Выбрать главу

Коптилку без стекла, этот обломок света, мать забирала к себе, на печь, которая никогда не дала нам облегчения, никогда не послужила для выпечки хлеба. Она стояла холодная, как и все вокруг, но на ней имелось место для двоих, так спали зимой местные жители, может быть, это было место для согрева, а также для ночной любви, не знаю. У нас на печи лежали мать и младшая сестра, не сходя с нее долгие месяцы. Только я и брат совершали стометровые вылазки за барак, чтобы красть сено из стога или нарезать снег, перетапливая его в воду. А мать при коптящем язычке пламени, на последнем керосине, читала вслух молитвы из черной бабушкиной книжечки, издавая монотонный вопль, мать вспомнила о боге только на чужбине, когда от нее уже немного осталось, когда уже ничего не осталось от нее прежней, той, которая, чувствуя себя в безопасности под защитой своих привилегий, существовавших в нормальной жизни, презрительно обходила костел, бунтуя против всякого смирения. Иногда рефрен литании повторяла со своих ящиков бабушка, но она была уже слишком слаба и, видимо, предпочитала беседовать с богом молча, так как я не всегда слышала за спиной ее голос. Мать же назойливо, целыми часами домогалась чуда: иного времени года, тепла, света, а также нашего возвращения в места такие далекие, может, уже даже выдуманные нами. Но поскольку даже всемогущая сила оказывалась бессильной перед вашей судьбой, то мы так и жили в стенах из замерзшей травы, глядя в ничто, уповая на вымаливаемую надежду.

Там научили меня ждать, там возненавидела я ожидание.

Хотя знаю, что где-то кончается та грань в нас или вне нас, потому что и в тех краях в апреле-мае спадала скорлупа снега, таяла, впитываемая землей, и возникали из нее, словно при сотворении мира, люди и звери, землянки и степь до самого горизонта, а потом, в один день, она зеленела и цвела необъятным морем тюльпанов, диких, выносливых и буйных по яркости красок, никогда я таких цветов не видела ни до этого, ни после, хотя не раз склоняла голову над красотой других, чья жизнь была куда легче. Видимо, красоту жизни, орнамент в ее воплощении не всегда надо оберегать оранжереей, так думаю я теперь о любой красоте, а не только о блистательной, для поклонения.

Бураны переходили в сухие ветры, галопом проносящиеся от горизонта к горизонту, по дороге они сметали зиму, не причиняя вреда убежищам живых существ, они превращали наши стены в сочащиеся влагой стенки колодца, тогда кто мог выбирался на поверхность вновь открытой, высыхающей после потопа суши. Люди взбирались на крыши, борясь с ветром, сбрасывали снег и смотрели в небо, удивляясь, что оно еще существует, что перезимовало, сохранив первозданную лазурь, вынесло насилие, свершенное против природы, и этот ежегодный ужас, из которого они вновь вышли целыми.

Потом пахнущие грязью и снегом, благосклонные к нам вихри преображались в раскаленный суховей, он окружал нас пламенем жаркого солнца, ранил землю и человеческую кожу — и вот уже лето, краткое, но жестокое, и мы боролись с ним, чтобы вымолить из потрескавшейся земли пару горстей пшеницы на долгие, темные месяцы. Свирепая была эта степь, с первобытных дней своих хотела остаться целиной.

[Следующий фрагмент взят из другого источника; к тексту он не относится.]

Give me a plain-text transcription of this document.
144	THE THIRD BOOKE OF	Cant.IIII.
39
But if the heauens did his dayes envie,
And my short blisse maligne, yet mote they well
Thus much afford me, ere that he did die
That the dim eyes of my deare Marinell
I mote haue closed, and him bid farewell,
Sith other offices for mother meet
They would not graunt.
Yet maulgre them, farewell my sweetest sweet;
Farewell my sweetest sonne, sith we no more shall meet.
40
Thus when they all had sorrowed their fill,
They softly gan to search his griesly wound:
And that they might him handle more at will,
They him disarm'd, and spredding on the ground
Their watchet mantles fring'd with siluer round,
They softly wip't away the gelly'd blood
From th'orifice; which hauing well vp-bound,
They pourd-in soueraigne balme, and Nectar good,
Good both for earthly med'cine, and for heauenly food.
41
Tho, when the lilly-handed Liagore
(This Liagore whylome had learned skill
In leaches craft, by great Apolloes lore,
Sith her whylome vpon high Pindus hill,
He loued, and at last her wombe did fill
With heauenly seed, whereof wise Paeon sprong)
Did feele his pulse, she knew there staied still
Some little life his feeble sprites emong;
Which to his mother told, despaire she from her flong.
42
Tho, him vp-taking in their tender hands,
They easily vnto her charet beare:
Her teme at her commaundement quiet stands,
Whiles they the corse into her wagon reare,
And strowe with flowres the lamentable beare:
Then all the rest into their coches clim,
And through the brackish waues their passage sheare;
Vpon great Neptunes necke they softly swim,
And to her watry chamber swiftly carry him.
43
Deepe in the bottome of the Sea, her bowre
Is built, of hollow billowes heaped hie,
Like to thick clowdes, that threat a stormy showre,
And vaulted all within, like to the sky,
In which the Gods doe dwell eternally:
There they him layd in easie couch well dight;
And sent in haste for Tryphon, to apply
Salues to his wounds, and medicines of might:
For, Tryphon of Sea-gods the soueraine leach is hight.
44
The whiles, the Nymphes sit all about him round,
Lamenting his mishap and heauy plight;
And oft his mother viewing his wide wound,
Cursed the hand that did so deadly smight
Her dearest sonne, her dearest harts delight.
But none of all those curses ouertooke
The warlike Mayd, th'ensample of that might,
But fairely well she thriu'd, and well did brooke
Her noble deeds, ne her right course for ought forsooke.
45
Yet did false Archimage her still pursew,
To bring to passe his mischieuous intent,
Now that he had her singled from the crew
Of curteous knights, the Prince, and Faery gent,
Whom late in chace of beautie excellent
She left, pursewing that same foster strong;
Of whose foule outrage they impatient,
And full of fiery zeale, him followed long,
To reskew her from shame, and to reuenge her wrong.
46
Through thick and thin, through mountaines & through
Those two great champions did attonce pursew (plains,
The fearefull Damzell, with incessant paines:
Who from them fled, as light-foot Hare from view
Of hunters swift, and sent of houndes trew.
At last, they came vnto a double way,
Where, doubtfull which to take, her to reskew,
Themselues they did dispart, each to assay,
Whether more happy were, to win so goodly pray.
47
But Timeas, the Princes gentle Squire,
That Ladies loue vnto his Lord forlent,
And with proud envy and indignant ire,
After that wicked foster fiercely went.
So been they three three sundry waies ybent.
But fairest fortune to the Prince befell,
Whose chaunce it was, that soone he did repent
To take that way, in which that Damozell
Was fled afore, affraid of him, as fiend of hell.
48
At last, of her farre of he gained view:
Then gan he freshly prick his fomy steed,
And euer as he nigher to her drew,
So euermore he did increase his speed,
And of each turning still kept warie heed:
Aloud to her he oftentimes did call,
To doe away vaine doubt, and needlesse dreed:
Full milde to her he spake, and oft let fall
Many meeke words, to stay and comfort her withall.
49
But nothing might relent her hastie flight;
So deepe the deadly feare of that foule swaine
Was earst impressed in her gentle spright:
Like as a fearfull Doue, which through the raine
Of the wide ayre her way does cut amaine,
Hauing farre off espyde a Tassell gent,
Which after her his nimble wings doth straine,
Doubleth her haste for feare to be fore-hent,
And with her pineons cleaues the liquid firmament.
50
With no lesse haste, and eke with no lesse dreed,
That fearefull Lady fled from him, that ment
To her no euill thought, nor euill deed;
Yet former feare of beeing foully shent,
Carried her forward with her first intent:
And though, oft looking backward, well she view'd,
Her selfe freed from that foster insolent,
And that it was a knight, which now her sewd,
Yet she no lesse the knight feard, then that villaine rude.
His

Сейчас я читаю в газетах краткие заметки о переменах в тамошнем пейзаже, кто-то приводит число пахотных гектаров после мер, принятых в борьбе с бесплодием, а ведь этот кто-то не знает, что за этим стоит, так как не изведал ничего из того, что там было. Он пышет беззаботностью и оптимизмом, ага, вот еще любопытная деталь для газеты, а я завидую ему, его незнанию, тому, что жизнь его обделила подобной географической широтой. Ну что ж, перевалила эпоха и сумела-таки поднять и эту залежь, время, с которым мы идем вперед, способно на все, мы все с большей готовностью в это верим. Даже память наша подверглась шлифовке, сместились контуры значений, и бывает, что в естественно сориентированной памяти остается только несколько знаков, к которым сводится прошлое в селективном становлении биографии. Одним из кодовых знаков для меня служит название тех мест, а точнее, название области, где я жила, иногда я встречаю ее на столбцах газет — и сегодня все еще реагирую на нее в силу какого-то психического фактора как на особое место, на место, содержащее в себе кусочек моей жизни, где я родилась еще раз. Не могу остаться равнодушной, видя это название, просто невероятно, что теперь, после всего, что было, и через столько лет, я хочу вычитать ненаписанное: как живется людям, с которыми я делила все эти времена года, изменилась ли их судьба? Я хочу знать это не из любопытства, а из нужды в общении, ведь я же их, там, не виню в своих бедах.